CONTAGION begins with a mounting sense of dis-ease, which spreads like a virus through the all-star, “Oscar” infused cast as each one plays his or her part in what is about to become a pandemic! The tension mounts– we see the whole globe engaged as the action proceeds smartly along on many levels. Director Steven Soderbergh balances simultaneous story lines the way jugglers spin plates at the end of poles; he gets them all going — and then they just slow down and stop. The movie is smart, and informative, but is a lets us down dramatically.
It all begins with Gwyneth Paltrow’s character who doesn’t feel at all well– and before it’s over we see more of her than we could have imagined possible. It ain’t pretty. Then there’s her husband played by Matt Damon, looking puffy– but somehow immune to the epidemic. These two are the lynchpins of the whole story — and this story has a lot to do with THE ORIGINAL story, as in “Genesis,” as in the first book of the bible. I took exception.
Soderbergh gradually introduces the members of the worldwide medical community hot on the trail of a cure before this virus kills millions of people around the globe. Enter Kate Winslet as an Epidemic Intelligence Service Officer. And Laurence Fishburne, her boss and government official, and Jude Law a cynical maverick journalist who’s pandering to paranoiac conspiracy theorists. He’s rotten to the core and has the teeth to prove it. And Marion Cotillard is tracing the spread of the disease from Hong Kong to Chicago to London and Japan, from remote villages to the guy next door.

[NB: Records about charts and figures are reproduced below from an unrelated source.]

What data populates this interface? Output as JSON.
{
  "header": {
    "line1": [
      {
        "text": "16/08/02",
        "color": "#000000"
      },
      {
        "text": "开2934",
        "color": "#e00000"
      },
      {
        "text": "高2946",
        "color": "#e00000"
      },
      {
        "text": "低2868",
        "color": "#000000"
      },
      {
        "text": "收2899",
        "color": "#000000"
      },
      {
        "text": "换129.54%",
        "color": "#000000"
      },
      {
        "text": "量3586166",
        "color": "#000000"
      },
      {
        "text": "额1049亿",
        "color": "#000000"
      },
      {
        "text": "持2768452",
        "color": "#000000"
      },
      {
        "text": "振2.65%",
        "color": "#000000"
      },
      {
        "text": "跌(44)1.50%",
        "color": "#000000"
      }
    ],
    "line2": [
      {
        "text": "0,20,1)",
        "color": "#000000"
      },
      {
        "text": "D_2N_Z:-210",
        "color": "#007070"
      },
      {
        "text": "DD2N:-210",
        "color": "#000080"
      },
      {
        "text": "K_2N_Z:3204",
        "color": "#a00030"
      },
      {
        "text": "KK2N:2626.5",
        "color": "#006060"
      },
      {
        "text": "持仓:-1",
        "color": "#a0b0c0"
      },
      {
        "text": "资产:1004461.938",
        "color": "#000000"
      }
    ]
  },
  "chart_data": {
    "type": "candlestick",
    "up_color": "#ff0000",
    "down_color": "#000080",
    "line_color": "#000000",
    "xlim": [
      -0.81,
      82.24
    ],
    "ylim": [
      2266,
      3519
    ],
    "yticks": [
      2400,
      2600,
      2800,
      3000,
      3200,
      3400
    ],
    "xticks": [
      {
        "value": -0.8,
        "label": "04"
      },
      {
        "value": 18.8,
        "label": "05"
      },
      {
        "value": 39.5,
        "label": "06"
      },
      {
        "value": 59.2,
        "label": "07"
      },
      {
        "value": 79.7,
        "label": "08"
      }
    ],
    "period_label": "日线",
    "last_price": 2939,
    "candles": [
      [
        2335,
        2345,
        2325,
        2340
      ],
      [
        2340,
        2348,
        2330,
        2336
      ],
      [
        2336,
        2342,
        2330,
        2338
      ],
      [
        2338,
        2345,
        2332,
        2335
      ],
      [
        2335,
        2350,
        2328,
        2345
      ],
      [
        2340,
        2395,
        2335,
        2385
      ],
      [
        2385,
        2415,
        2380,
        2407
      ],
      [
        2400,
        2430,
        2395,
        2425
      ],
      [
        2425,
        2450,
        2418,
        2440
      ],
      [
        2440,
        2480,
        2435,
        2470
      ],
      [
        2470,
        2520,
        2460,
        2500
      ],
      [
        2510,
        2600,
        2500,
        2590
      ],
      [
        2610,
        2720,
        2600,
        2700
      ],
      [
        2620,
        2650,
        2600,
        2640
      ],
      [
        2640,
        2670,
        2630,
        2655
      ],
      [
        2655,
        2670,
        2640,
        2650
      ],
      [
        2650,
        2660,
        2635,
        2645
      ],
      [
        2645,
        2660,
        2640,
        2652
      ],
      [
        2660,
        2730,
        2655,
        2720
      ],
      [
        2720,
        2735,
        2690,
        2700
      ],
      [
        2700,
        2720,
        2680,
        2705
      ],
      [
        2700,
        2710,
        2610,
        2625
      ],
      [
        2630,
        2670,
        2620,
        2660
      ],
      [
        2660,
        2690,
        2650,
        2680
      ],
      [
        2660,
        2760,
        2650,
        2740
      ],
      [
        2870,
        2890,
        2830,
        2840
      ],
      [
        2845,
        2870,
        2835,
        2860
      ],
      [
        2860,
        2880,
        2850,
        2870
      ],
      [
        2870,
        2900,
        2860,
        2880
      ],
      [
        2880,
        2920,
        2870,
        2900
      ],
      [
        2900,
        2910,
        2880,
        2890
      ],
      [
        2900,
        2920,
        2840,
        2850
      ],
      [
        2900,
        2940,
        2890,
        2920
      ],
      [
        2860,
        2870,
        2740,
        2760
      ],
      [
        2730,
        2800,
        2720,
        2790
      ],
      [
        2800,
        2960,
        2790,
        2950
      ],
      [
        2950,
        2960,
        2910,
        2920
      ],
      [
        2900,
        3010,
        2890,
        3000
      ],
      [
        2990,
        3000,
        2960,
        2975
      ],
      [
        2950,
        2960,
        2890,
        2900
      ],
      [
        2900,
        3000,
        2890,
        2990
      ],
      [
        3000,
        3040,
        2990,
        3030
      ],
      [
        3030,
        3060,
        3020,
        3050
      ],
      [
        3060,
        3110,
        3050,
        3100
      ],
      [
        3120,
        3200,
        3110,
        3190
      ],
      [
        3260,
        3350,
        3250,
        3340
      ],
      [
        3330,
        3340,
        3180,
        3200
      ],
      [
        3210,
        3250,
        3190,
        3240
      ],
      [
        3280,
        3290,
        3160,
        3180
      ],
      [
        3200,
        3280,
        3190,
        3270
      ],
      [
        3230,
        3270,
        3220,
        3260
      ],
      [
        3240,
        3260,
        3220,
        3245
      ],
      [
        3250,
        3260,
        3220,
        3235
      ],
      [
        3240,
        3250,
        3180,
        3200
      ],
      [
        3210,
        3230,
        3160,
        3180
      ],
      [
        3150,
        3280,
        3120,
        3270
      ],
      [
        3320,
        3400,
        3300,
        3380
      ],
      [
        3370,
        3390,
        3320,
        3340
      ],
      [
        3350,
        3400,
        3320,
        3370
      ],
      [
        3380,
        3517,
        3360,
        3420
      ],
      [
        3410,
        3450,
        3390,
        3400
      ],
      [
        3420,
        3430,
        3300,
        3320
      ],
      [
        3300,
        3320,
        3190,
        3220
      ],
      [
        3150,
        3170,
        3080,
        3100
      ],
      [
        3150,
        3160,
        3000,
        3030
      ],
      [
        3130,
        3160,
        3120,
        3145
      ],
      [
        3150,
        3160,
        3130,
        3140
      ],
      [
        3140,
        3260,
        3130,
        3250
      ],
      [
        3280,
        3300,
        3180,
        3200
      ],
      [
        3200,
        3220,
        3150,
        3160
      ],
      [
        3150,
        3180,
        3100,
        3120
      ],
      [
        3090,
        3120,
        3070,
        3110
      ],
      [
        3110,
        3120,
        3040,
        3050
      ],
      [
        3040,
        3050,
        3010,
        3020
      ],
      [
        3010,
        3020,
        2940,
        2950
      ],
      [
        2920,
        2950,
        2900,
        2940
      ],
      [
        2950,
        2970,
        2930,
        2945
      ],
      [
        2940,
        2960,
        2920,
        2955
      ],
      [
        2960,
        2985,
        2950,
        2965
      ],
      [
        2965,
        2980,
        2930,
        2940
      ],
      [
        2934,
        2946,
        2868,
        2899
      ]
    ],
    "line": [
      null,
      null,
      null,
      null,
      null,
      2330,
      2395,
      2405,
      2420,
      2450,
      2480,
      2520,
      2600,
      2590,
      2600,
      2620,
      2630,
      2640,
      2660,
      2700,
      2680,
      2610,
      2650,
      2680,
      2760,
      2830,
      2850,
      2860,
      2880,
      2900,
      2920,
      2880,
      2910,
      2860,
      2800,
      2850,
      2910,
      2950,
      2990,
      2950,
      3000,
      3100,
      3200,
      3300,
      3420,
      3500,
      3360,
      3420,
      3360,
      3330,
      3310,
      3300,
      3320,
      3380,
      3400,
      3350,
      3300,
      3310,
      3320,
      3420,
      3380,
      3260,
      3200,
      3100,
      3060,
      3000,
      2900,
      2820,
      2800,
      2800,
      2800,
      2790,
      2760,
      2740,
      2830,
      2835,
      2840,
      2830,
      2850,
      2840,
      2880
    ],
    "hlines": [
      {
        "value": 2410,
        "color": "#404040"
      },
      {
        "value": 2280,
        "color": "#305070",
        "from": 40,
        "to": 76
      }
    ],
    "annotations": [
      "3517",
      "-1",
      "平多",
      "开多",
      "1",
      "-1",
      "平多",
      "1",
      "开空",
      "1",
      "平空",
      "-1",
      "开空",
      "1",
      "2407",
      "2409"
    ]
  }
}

In typical Soderbergh fashion, the action is metastatic– there are story lines upon story lines: The World Health Organization and the CDC–giant bureacracy unable to move quick enough, cynical media preying on people’s fears, scientific method– we learn that the virus is “philogencially pathonomonic” or something like that. We see the details of transmission and learn that we touch our faces 3 to 5 times every hour? every minute? The sense of “contagion” was so effectively communicated that when someone in the theater coughed–we all gasped!
I wish CONTAGION had figured out how to keep the drama alive–it’s a smart film, but my final diagnosis? Operation a success, but the patient died.